Learning chaotic dynamical systems by matching only trajectories and first-order derivatives often fails to preserve the geometric and statistical properties of attractors, leading to spurious dynamics. This work proposes a stochastic Jacobian matching method that implicitly enforces second-order geometric constraints at O(d²) computational complexity, without explicitly computing Hessian tensors. By comparing Jacobian matrices under random perturbations and leveraging Taylor expansion analysis, the approach captures essential curvature information of the underlying dynamics. Evaluated on the Lorenz-63 and coupled Lorenz-96 systems, the method significantly outperforms existing first-order approaches: it effectively eliminates anomalous Lyapunov exponents, accurately recovers both the attractor geometry and the invariant measure, and achieves high fidelity with low computational overhead.

Learning chaotic dynamical systems from data requires more than short-term predictive accuracy: the learned model must preserve the attractor geometry and its invariant statistics. Trajectory (zero-order) and Jacobian (first-order) matching supervise the values and tangent structure of the vector field, but neither constrains how the field bends away from its tangent plane. A model can thus match values and tangents at the supervised states yet curve differently from the truth, remaining locally accurate while drifting toward spurious attractors and distorting long-time statistics. We show that enforcing second-order consistency mitigates these failures, but forming the full Hessian is prohibitive in high dimensions. We propose model-constrained randomized Jacobian matching, which compares the Jacobians of the true and learned vector fields at randomly perturbed inputs. A Taylor expansion shows that the expected randomized Jacobian loss decomposes into the nominal Jacobian mismatch plus a Hessian mismatch scaled by the noise variance, implicitly enforcing second-order consistency at $\mathcal{O}(d^2)$ cost without forming the $\mathcal{O}(d^3)$ Hessian tensor.
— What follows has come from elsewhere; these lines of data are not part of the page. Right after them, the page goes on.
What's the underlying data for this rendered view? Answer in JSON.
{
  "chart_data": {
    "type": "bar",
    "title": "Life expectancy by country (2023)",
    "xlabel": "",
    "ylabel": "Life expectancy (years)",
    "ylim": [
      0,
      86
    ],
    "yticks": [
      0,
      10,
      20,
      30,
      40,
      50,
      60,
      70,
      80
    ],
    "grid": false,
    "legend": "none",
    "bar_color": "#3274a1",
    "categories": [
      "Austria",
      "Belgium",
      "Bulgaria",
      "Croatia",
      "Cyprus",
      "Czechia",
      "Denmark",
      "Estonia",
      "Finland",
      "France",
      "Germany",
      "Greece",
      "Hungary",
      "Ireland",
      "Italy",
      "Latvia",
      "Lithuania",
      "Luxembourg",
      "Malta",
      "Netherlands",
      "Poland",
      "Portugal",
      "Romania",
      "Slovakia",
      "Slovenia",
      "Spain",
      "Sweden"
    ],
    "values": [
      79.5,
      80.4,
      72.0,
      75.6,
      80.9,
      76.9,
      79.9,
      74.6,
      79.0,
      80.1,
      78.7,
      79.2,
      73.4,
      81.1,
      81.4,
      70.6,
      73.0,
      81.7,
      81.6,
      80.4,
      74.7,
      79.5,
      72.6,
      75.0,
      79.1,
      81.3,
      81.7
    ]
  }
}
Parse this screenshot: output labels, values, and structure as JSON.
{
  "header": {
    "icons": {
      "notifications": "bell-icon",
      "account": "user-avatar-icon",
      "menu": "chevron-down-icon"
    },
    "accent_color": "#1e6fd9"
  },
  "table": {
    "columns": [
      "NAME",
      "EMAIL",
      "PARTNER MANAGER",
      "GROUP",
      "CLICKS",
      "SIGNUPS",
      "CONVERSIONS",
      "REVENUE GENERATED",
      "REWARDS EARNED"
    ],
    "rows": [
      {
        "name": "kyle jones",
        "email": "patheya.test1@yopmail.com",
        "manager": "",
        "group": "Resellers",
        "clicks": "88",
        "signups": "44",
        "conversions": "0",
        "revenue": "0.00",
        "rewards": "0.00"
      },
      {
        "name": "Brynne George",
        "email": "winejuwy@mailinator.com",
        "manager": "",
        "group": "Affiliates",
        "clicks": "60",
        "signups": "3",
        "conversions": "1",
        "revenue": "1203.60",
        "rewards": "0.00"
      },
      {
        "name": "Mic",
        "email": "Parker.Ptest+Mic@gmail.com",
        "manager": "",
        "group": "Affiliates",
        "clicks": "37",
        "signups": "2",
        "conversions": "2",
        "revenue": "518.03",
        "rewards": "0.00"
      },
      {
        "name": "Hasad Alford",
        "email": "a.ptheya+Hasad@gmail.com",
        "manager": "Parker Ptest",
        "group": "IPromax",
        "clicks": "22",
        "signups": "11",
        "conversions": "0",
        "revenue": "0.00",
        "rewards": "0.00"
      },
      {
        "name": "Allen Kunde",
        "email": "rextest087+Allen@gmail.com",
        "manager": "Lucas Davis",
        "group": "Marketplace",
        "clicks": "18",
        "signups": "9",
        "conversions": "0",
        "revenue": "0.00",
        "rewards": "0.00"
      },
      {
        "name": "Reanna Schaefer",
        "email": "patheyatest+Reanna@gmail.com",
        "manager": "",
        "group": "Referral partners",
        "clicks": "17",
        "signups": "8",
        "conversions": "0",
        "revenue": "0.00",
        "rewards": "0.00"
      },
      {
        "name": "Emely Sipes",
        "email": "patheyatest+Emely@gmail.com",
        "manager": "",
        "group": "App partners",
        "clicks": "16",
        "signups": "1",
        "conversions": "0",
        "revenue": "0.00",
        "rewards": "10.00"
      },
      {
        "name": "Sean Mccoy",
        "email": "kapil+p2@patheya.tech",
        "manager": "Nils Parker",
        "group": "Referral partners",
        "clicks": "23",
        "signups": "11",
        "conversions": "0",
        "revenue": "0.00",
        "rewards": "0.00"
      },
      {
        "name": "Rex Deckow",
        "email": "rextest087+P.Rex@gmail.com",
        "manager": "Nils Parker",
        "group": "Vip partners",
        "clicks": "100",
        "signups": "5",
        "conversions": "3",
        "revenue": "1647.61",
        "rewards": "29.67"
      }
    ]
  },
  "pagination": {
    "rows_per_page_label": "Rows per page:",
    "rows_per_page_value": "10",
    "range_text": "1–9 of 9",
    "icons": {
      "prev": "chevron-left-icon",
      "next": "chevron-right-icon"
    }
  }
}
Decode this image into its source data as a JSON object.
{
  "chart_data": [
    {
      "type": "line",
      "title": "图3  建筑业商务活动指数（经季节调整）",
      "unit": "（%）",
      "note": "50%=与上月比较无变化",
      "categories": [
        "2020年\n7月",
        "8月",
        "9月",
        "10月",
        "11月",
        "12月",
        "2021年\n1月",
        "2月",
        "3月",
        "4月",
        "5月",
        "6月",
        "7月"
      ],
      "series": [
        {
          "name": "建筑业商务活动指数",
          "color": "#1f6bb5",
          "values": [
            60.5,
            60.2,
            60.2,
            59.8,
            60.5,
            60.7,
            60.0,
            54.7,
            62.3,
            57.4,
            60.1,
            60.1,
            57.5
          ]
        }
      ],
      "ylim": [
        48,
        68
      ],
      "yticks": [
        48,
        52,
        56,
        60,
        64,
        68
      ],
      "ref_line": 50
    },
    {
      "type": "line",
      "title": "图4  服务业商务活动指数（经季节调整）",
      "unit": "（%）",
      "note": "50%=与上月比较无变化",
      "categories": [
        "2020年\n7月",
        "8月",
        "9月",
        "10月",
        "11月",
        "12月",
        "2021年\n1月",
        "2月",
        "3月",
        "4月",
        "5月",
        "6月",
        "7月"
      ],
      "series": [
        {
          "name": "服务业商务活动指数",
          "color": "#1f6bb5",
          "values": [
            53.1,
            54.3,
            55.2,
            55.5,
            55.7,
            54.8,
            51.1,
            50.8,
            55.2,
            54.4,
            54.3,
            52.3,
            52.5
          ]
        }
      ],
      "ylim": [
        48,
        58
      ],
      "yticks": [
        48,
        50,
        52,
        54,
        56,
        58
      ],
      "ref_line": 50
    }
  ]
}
Using only Jacobian evaluations, the method scales to high dimensions where explicit Hessian matching does not. Numerical experiments confirm that second-order methods are robust. For Lorenz~63, first-order methods produce catastrophic Lyapunov-exponent outliers under minimal temporal supervision, which second-order methods eliminate while recovering the correct attractor. For coupled Lorenz~96, an out-of-distribution forcing sweep separates the methods: all agree up to $F=16$, but beyond $F=18$ only second-order methods preserve the invariant measure and Lyapunov spectrum. On both systems, randomized Jacobian matching performs comparably to explicit Hessian matching at much lower cost.